The fawn’s name is Lazareth and when you hear its story, it’s easy to understand why.
A few days ago, the deer was destined to be put down. It had been born with deformities and abandoned by its mother. Unable to walk on its own, the fawn was doomed to certain death. If some well-meaning human didn’t end its life, a bigger animal surely would.
Enter Karen Hawkins. She knows wildlife and, more importantly, how to get things done.
“She’s amazing,” said Gary M. Yackley of New England Brace Co. in Lewiston. “She’s such a nice lady. She’s a delight to be around.”
Lazareth thought so to.
This week, because of Hawkins’ involvement, the fawn is getting around on three professionally designed prostheses, the result of work by Yackley and Dr. Todd Gauger of the Norway Veterinary Hospital.
“The deer was able to get up on its own,” said Yackley, who designed the prosthetics and fitted them Tuesday night. “He wasn’t able to do that before.”
Yackley has provided such devices for humans and for dogs. Lazareth was his first deer. The story was so unusual and successful, he thought the world should know about it. He contacted the press.
Hawkins, on the other hand, goes about her work quietly. At her farm in Bridgton, she keeps chickens and rabbits, alpacas and horses. She even has a monkey named Mookie. And some skunks.
“A lot of those animals were going to be destroyed,” Yackley said.
Hawkins, who also designs websites, has been caring for animals on her farm since 1978. She has the proper permits and she’s hoping to be granted an exhibition permit, which will allow her to keep Lazareth for more than six months.
She was reluctant to talk about the rescue of the fawn, preferring to deflect credit to Gauger and Yackley.
“They’ve been absolutely marvelous,” she said. “So many people have played a part in this.”
It began in May when a woman in Limington called Hawkins for help and advice. There was a baby deer on her property and the mother was nowhere in sight. When Hawkins got a chance to examine the fawn for herself, she understood the sad truth — the deer was deformed and unable to care for itself. Those problems would have created too many difficulties for the mother, so she left the fawn to die.
Hawkins needed to find someone who could help the fawn with its mobility problems. Inspiration struck. She knew a fellow with a prosthetic leg and simply asked him where he got it. That led her to Yackley, who was as impressed with Hawkins’ commitment to the deer as he was with the unusual nature of the work at hand.
“I really wanted to do my best for her,” he said.
So he contacted Gauger, who performed surgery to ready Lazareth for the prosthetics. Molds were prepared in order to make new legs.
Yackley went to Hawkins’ home and fit the prosthetics onto Lazareth’s legs. It was a good fit. Now the fawn is expected to get around better while it recovers with Hawkins.
It couldn’t be in better hands, as far as Yackley is concerned.
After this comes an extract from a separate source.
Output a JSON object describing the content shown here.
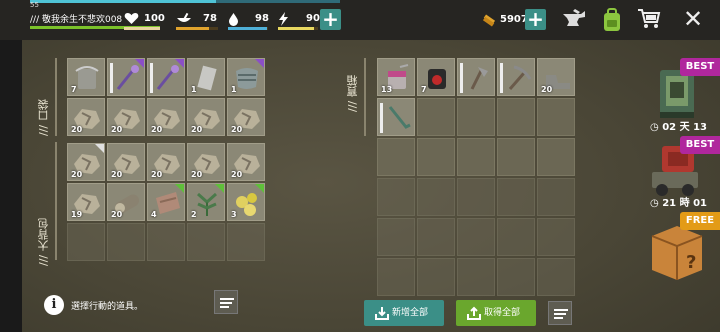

Not only is Hawkins able to care for an animal physically, she knows when a creature is upset, relying on a sense of smell that reveals an animal’s emotional state.
“She’s no dummy,” Yackley said. “She’s been around. She’s totally knowledgeable. She is a true Maine country woman living life her way.”
Hawkins’ dedication to her animals is unquestionable. Yackley and Gauger also donated all of their time to the cause. As far as luck goes, Lazareth’s seems to be swinging the other way.
The fawn is not the only one who got something out of the experience.
“It was just so neat to be able to do something like this,” Yackley said. “This was fun for me.”